The tube is aircraft-grade aluminum, and so are the internals. As Leupold staffers explained it, aircraft-grade aluminum actually absorbs recoil forces better than steel or brass. So despite the fact that the latter two metals are easier to work with, Leupold goes the extra mile and uses aluminum inside. The result is less mass and less force applied to the mechanisms.
The model I shot features Leupold’s M5C3 ZeroLock adjustments. Loosening a set screw allows you to remove the outer part of the turret and move the adjuster inside to get your zero. Replace the cap and tighten, and you’ll be able to return to zero quickly and surely.
The elevation turret is well labeled, and its revolution indicator must be pressed in to begin adjusting upward. You get all the elevation adjustment in just three turns. On the first revolution, the indicator sticks out; on the second, it is flush with the body of the turret; and on the last revolution the indicator is recessed and a small metal pin also pops up. The setup provides both tactile and visual clues on where you are, and the clicks are repeatably accurate.
The 5HD has a removable throw lever for the power selector and it’s located where it doesn’t interfere with bolt operation. And speaking of power, Leupold is proud of how much eye relief the 5HD offers, and even maxed out at 25X I found it to be generous. Mostly I shot it at 16-18X, and I loved how I got a full field of view whether I was shooting from prone, or off a tank trap, tires, barrels or various other props.
The model I tested featured Leupold’s new FFP PR2. We shot the mil version, but it’s also available in m.o.a. The FFP PR2 was developed with feedback from serious competition shooters, which like I said includes the avid shooters within the company.
A few key takeaways. One, by going with quarter-mil increments, Leupold was able to open up the reticle and make it less cluttered.
Further, the “base four” system makes a ton more sense to me because it is easier for me to think in terms of quarter-mil, half-mil or three-quarter mil adjustments or holds than it would if the mils were divided into fifths (0.2, 0.4, etc.)—a common layout for mil reticles. The “up/down” nature of the windage mil marks—quarters are down, halves are up, with full-width mils—means they’re really quick to identify.
I like the floating center dot for precision on small or really out-there steel and for “shading” on a target. The top half of the field of view has minimal intrusion of the reticle, which for me translates to finding targets faster.

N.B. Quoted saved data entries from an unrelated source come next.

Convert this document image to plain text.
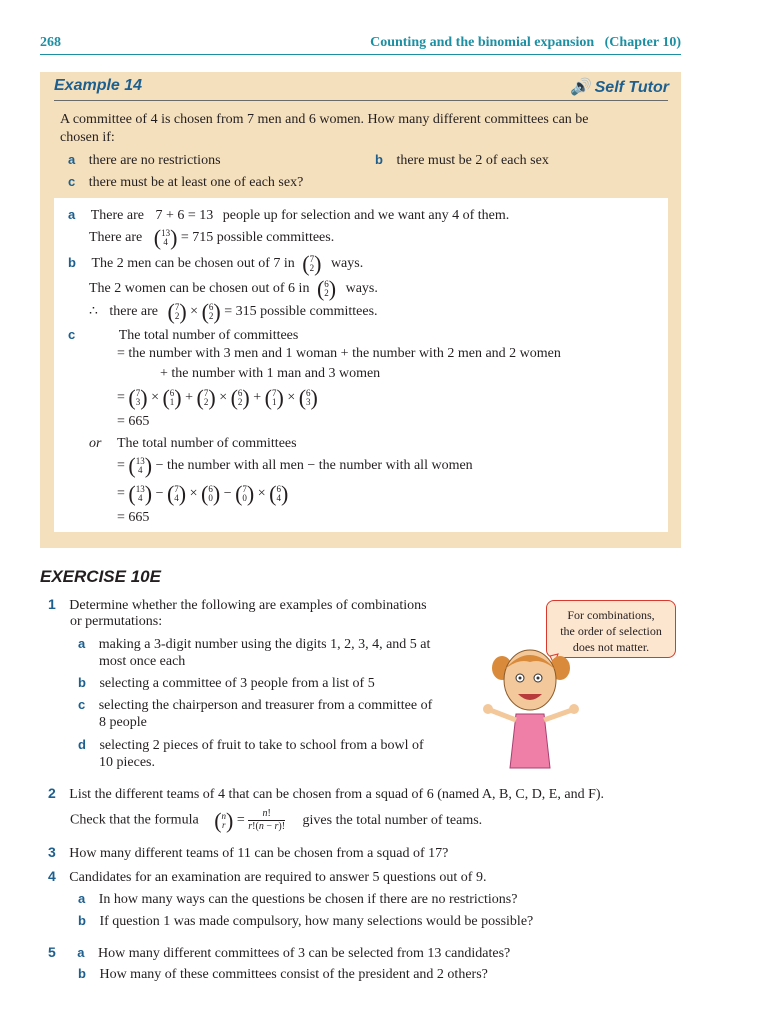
268	Counting and the binomial expansion   (Chapter 10)
Example 14	🔊 Self Tutor
A committee of 4 is chosen from 7 men and 6 women. How many different committees can be
chosen if:
a there are no restrictions	b there must be 2 of each sex
c there must be at least one of each sex?
a There are 7 + 6 = 13 people up for selection and we want any 4 of them.
There are ( 13
4 ) = 715 possible committees.
b The 2 men can be chosen out of 7 in ( 7
2 ) ways.
The 2 women can be chosen out of 6 in ( 6
2 ) ways.
∴ there are ( 7
2 ) × ( 6
2 ) = 315 possible committees.
c	The total number of committees
= the number with 3 men and 1 woman + the number with 2 men and 2 women
+ the number with 1 man and 3 women
= ( 7
3 ) × ( 6
1 ) + ( 7
2 ) × ( 6
2 ) + ( 7
1 ) × ( 6
3 )
= 665
or The total number of committees
= ( 13
4 ) − the number with all men − the number with all women
= ( 13
4 ) − ( 7
4 ) × ( 6
0 ) − ( 7
0 ) × ( 6
4 )
= 665
EXERCISE 10E
1 Determine whether the following are examples of combinations
or permutations:
a making a 3-digit number using the digits 1, 2, 3, 4, and 5 at
most once each
b selecting a committee of 3 people from a list of 5
c selecting the chairperson and treasurer from a committee of
8 people
d selecting 2 pieces of fruit to take to school from a bowl of
10 pieces.
For combinations,
the order of selection
does not matter.
2 List the different teams of 4 that can be chosen from a squad of 6 (named A, B, C, D, E, and F).
Check that the formula ( n
r ) = $\frac{n!}{r!(n - r)!}$ gives the total number of teams.
3 How many different teams of 11 can be chosen from a squad of 17?
4 Candidates for an examination are required to answer 5 questions out of 9.
a In how many ways can the questions be chosen if there are no restrictions?
b If question 1 was made compulsory, how many selections would be possible?
5 a How many different committees of 3 can be selected from 13 candidates?
b How many of these committees consist of the president and 2 others?
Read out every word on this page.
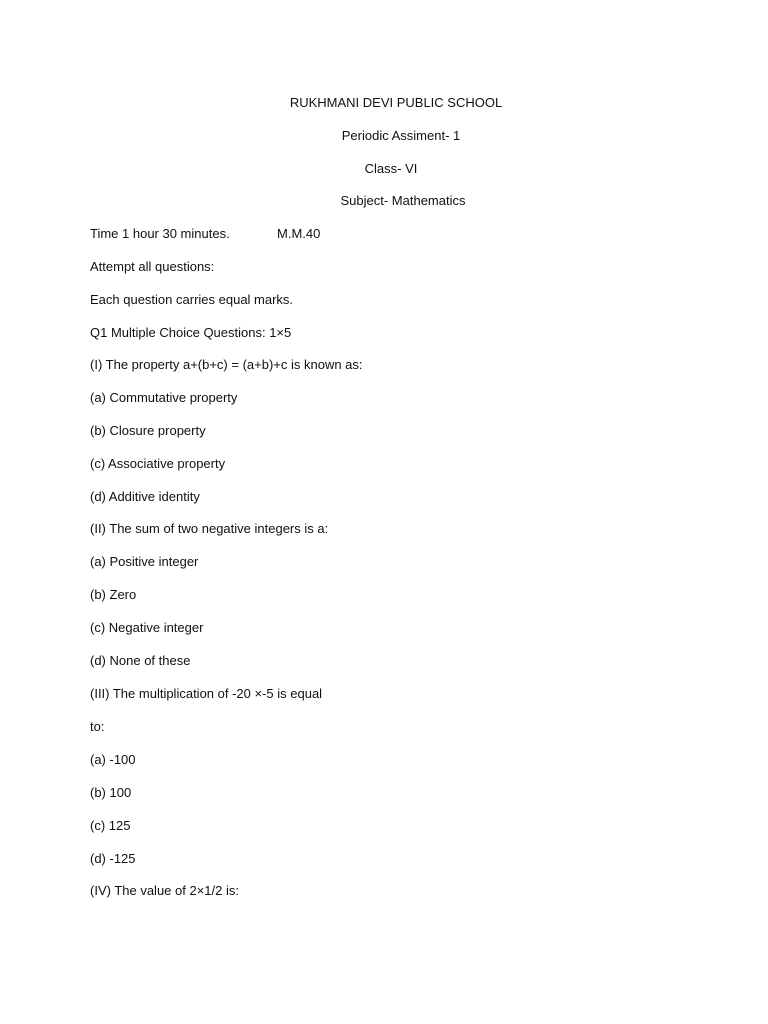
RUKHMANI DEVI PUBLIC SCHOOL
Periodic Assiment- 1
Class- VI
Subject- Mathematics
Time 1 hour 30 minutes.	M.M.40
Attempt all questions:
Each question carries equal marks.
Q1 Multiple Choice Questions: 1×5
(I) The property a+(b+c) = (a+b)+c is known as:
(a) Commutative property
(b) Closure property
(c) Associative property
(d) Additive identity
(II) The sum of two negative integers is a:
(a) Positive integer
(b) Zero
(c) Negative integer
(d) None of these
(III) The multiplication of -20 ×-5 is equal
to:
(a) -100
(b) 100
(c) 125
(d) -125
(IV) The value of 2×1/2 is:
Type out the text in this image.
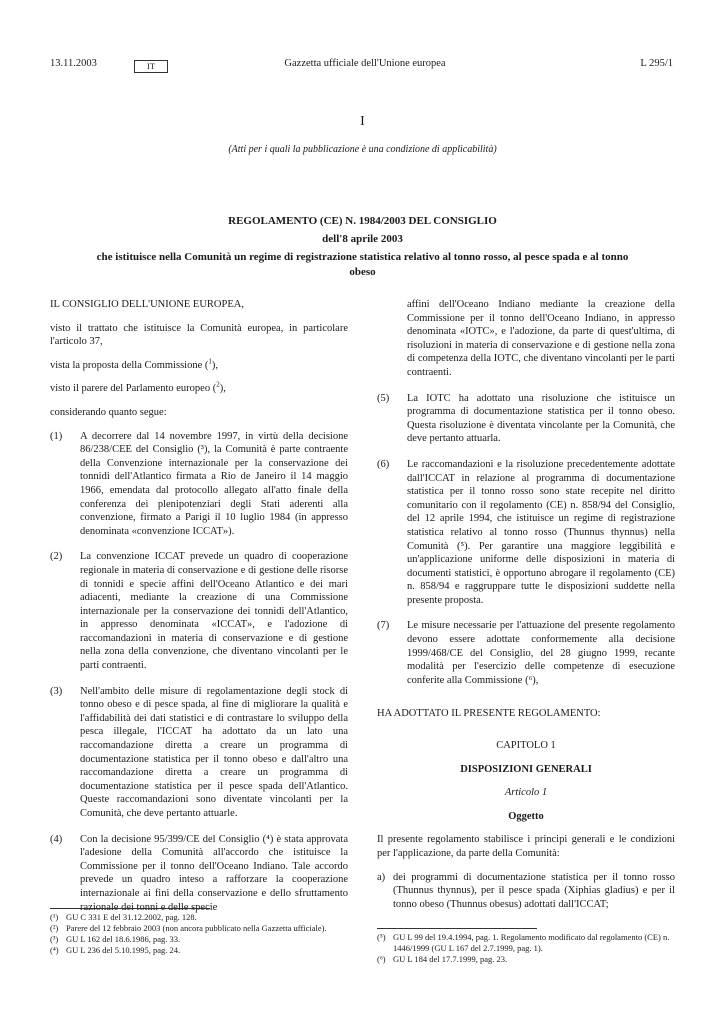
13.11.2003	IT	Gazzetta ufficiale dell'Unione europea	L 295/1
I
(Atti per i quali la pubblicazione è una condizione di applicabilità)
REGOLAMENTO (CE) N. 1984/2003 DEL CONSIGLIO
dell'8 aprile 2003
che istituisce nella Comunità un regime di registrazione statistica relativo al tonno rosso, al pesce spada e al tonno obeso

IL CONSIGLIO DELL'UNIONE EUROPEA,

visto il trattato che istituisce la Comunità europea, in particolare l'articolo 37,

vista la proposta della Commissione ($^1$),

visto il parere del Parlamento europeo ($^2$),

considerando quanto segue:

(1) A decorrere dal 14 novembre 1997, in virtù della decisione 86/238/CEE del Consiglio (³), la Comunità è parte contraente della Convenzione internazionale per la conservazione dei tonnidi dell'Atlantico firmata a Rio de Janeiro il 14 maggio 1966, emendata dal protocollo allegato all'atto finale della conferenza dei plenipotenziari degli Stati aderenti alla convenzione, firmato a Parigi il 10 luglio 1984 (in appresso denominata «convenzione ICCAT»).
(2) La convenzione ICCAT prevede un quadro di cooperazione regionale in materia di conservazione e di gestione delle risorse di tonnidi e specie affini dell'Oceano Atlantico e dei mari adiacenti, mediante la creazione di una Commissione internazionale per la conservazione dei tonnidi dell'Atlantico, in appresso denominata «ICCAT», e l'adozione di raccomandazioni in materia di conservazione e di gestione nella zona della convenzione, che diventano vincolanti per le parti contraenti.
(3) Nell'ambito delle misure di regolamentazione degli stock di tonno obeso e di pesce spada, al fine di migliorare la qualità e l'affidabilità dei dati statistici e di contrastare lo sviluppo della pesca illegale, l'ICCAT ha adottato da un lato una raccomandazione diretta a creare un programma di documentazione statistica per il tonno obeso e dall'altro una raccomandazione diretta a creare un programma di documentazione statistica per il pesce spada dell'Atlantico. Queste raccomandazioni sono diventate vincolanti per la Comunità, che deve pertanto attuarle.
(4) Con la decisione 95/399/CE del Consiglio (⁴) è stata approvata l'adesione della Comunità all'accordo che istituisce la Commissione per il tonno dell'Oceano Indiano. Tale accordo prevede un quadro inteso a rafforzare la cooperazione internazionale ai fini della conservazione e dello sfruttamento razionale dei tonni e delle specie
(¹) GU C 331 E del 31.12.2002, pag. 128.
(²) Parere del 12 febbraio 2003 (non ancora pubblicato nella Gazzetta ufficiale).
(³) GU L 162 del 18.6.1986, pag. 33.
(⁴) GU L 236 del 5.10.1995, pag. 24.
affini dell'Oceano Indiano mediante la creazione della Commissione per il tonno dell'Oceano Indiano, in appresso denominata «IOTC», e l'adozione, da parte di quest'ultima, di risoluzioni in materia di conservazione e di gestione nella zona di competenza della IOTC, che diventano vincolanti per le parti contraenti.
(5) La IOTC ha adottato una risoluzione che istituisce un programma di documentazione statistica per il tonno obeso. Questa risoluzione è diventata vincolante per la Comunità, che deve pertanto attuarla.
(6) Le raccomandazioni e la risoluzione precedentemente adottate dall'ICCAT in relazione al programma di documentazione statistica per il tonno rosso sono state recepite nel diritto comunitario con il regolamento (CE) n. 858/94 del Consiglio, del 12 aprile 1994, che istituisce un regime di registrazione statistica relativo al tonno rosso (Thunnus thynnus) nella Comunità (⁵). Per garantire una maggiore leggibilità e un'applicazione uniforme delle disposizioni in materia di documenti statistici, è opportuno abrogare il regolamento (CE) n. 858/94 e raggruppare tutte le disposizioni suddette nella presente proposta.
(7) Le misure necessarie per l'attuazione del presente regolamento devono essere adottate conformemente alla decisione 1999/468/CE del Consiglio, del 28 giugno 1999, recante modalità per l'esercizio delle competenze di esecuzione conferite alla Commissione (⁶),

HA ADOTTATO IL PRESENTE REGOLAMENTO:

CAPITOLO 1

DISPOSIZIONI GENERALI

Articolo 1

Oggetto

Il presente regolamento stabilisce i principi generali e le condizioni per l'applicazione, da parte della Comunità:

a) dei programmi di documentazione statistica per il tonno rosso (Thunnus thynnus), per il pesce spada (Xiphias gladius) e per il tonno obeso (Thunnus obesus) adottati dall'ICCAT;
(⁵) GU L 99 del 19.4.1994, pag. 1. Regolamento modificato dal regolamento (CE) n. 1446/1999 (GU L 167 del 2.7.1999, pag. 1).
(⁶) GU L 184 del 17.7.1999, pag. 23.
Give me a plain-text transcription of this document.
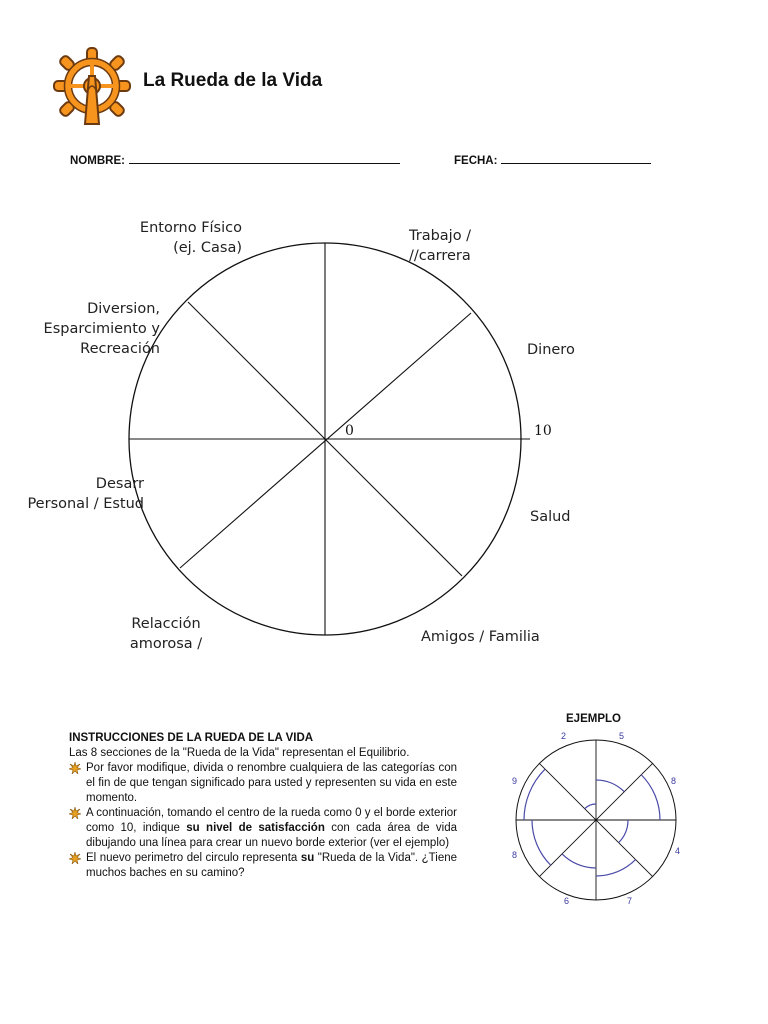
La Rueda de la Vida
NOMBRE:	FECHA:
0	10
Entorno Físico
(ej. Casa)
Trabajo /
//carrera
Diversion,
Esparcimiento y
Recreación	Dinero
Desarr
Personal / Estud
Salud
Relacción
amorosa /	Amigos / Familia
INSTRUCCIONES DE LA RUEDA DE LA VIDA

Las 8 secciones de la "Rueda de la Vida" representan el Equilibrio.

Por favor modifique, divida o renombre cualquiera de las categorías con el fin de que tengan significado para usted y representen su vida en este momento.
A continuación, tomando el centro de la rueda como 0 y el borde exterior como 10, indique su nivel de satisfacción con cada área de vida dibujando una línea para crear un nuevo borde exterior (ver el ejemplo)
El nuevo perimetro del circulo representa su "Rueda de la Vida". ¿Tiene muchos baches en su camino?
EJEMPLO
5
8
4
7
6
8
9
2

I could spend several pages breaking down the reticle, but the diagrams on Leupold’s website paint a clearer picture than I could describe. I’ll just say it’s the most sensible Christmas-tree-type I’ve used, and overall I think the Mark 5HD on the whole is a terrific choice if you’re looking to take up competition or upgrade what you might already have.
- Lightweight, with great eye relief
- Reticle is easy, fast and intuitive to use
- Built in the USA
- 35mm tube somewhat limits ring options
- Not the most expensive scope out there, but not budget-level either
Leupold Mark 5HD Specifications
- Power/Obj.: 3.6-18x44mm, 5-25x56mm (tested), 7-35x56mm
- Tube/Weight: 35mm/30 oz.
- Focal Plane: First
- Reticle: FFP PR2-Mil (as tested)
- Adjustment: 0.1 mil w/locking dial, revolution indicator; 35 mil total elevation, 17 mil total windage
- Eye Relief: 3.6–3.8 in.
- Parallax: Side adjust, 50 yd. min.
- Linear FOV: 4.2–20.4 ft. at 100 yd.